Unlike the old system (north/south only), the new system supports:
- **North**: Connects to rooms above
- **South**: Connects to rooms below
- **East**: Connects to rooms on the right
- **West**: Connects to rooms on the left

Each direction supports multiple connections (arrays).

## Designing Solvable Scenarios

Based on the grid-based room layout system, here are comprehensive guidelines for creating solvable scenarios:

1. **Clear Progression Path**: Design a logical sequence of rooms that can be unlocked in order
   - Ensure keys/codes for locked rooms are obtainable before they're needed
   - Use the four-direction connection system to create interesting navigation puzzles

2. **Tool Placement**: Place necessary tools early in the scenario
   - Critical tools like fingerprint kits, lockpicks, or bluetooth scanners should be available before they're needed
   - Consider adding some tools to the initial inventory with `startItemsInInventory`

3. **Clue Distribution**: Spread clues logically throughout the scenario
   - Place hints for codes/passwords in accessible locations
   - Use readable objects (notes, phones, computers) to provide guidance

4. **Lock Complexity Progression**: Increase difficulty gradually
   - Start with simpler locks (keys, simple PINs)
   - Progress to more complex locks (biometric with high thresholds)
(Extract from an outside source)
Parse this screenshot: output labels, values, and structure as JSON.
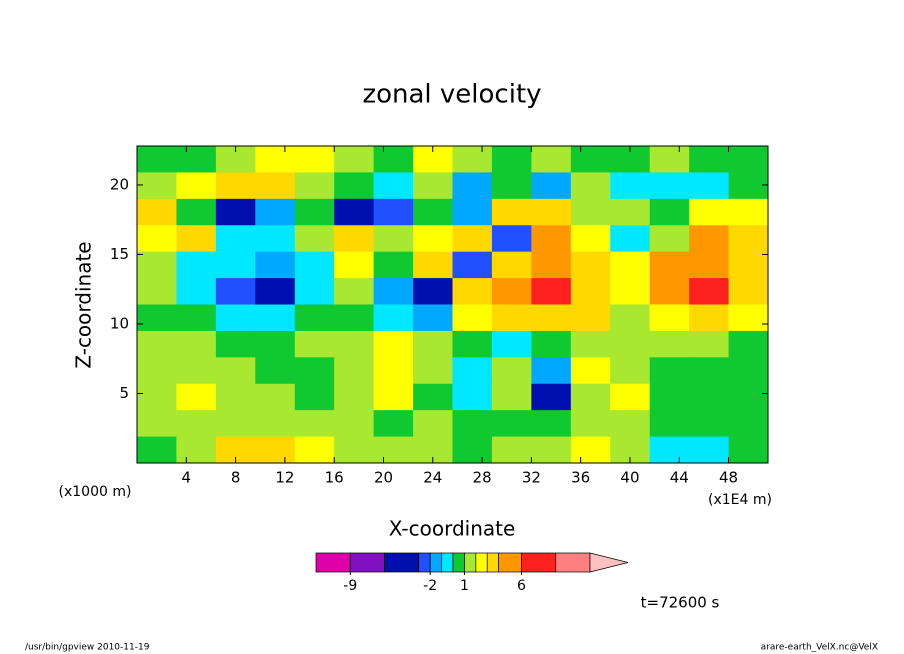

5. **Nested Containers**: Use containers within containers strategically
   - Don't create unsolvable dependency loops (e.g., key A locked in a box requiring key B, which is locked in a box requiring key A)

6. **End Goal Items**: For scenarios with specific goals (like recovering the prototype in biometric_breach.json):
   - Mark important items with `important: true`
   - Use `isEndGoal: true` for the final objective item

7. **Room Layout with Grid System**: Design layouts using the grid unit system
   - Use valid room sizes (widths: multiples of 5 tiles; heights: 2 + 4N where N ≥ 1)
   - Mix room sizes for variety (1×1 GU closets, 2×2 GU standard rooms, hallways)
   - Leverage all four directions (north, south, east, west) for complex layouts
   - Ensure all rooms are reachable from the starting room

8. **Fingerprint Mechanics**: When using biometric locks:
   - Ensure the required fingerprints can be collected from objects in accessible rooms
   - Set appropriate difficulty thresholds (higher = more difficult)

9. **Testing Your Scenario**:
   - Verify all room dimensions follow the valid size formula
   - Check that all rooms connect properly (no isolated rooms)
   - Ensure door alignment by testing connections between different-sized rooms
   - Play through to verify the scenario is solvable

By following these constraints and guidelines, you can create scenarios that are both technically valid for the game engine and provide an engaging, solvable experience for players.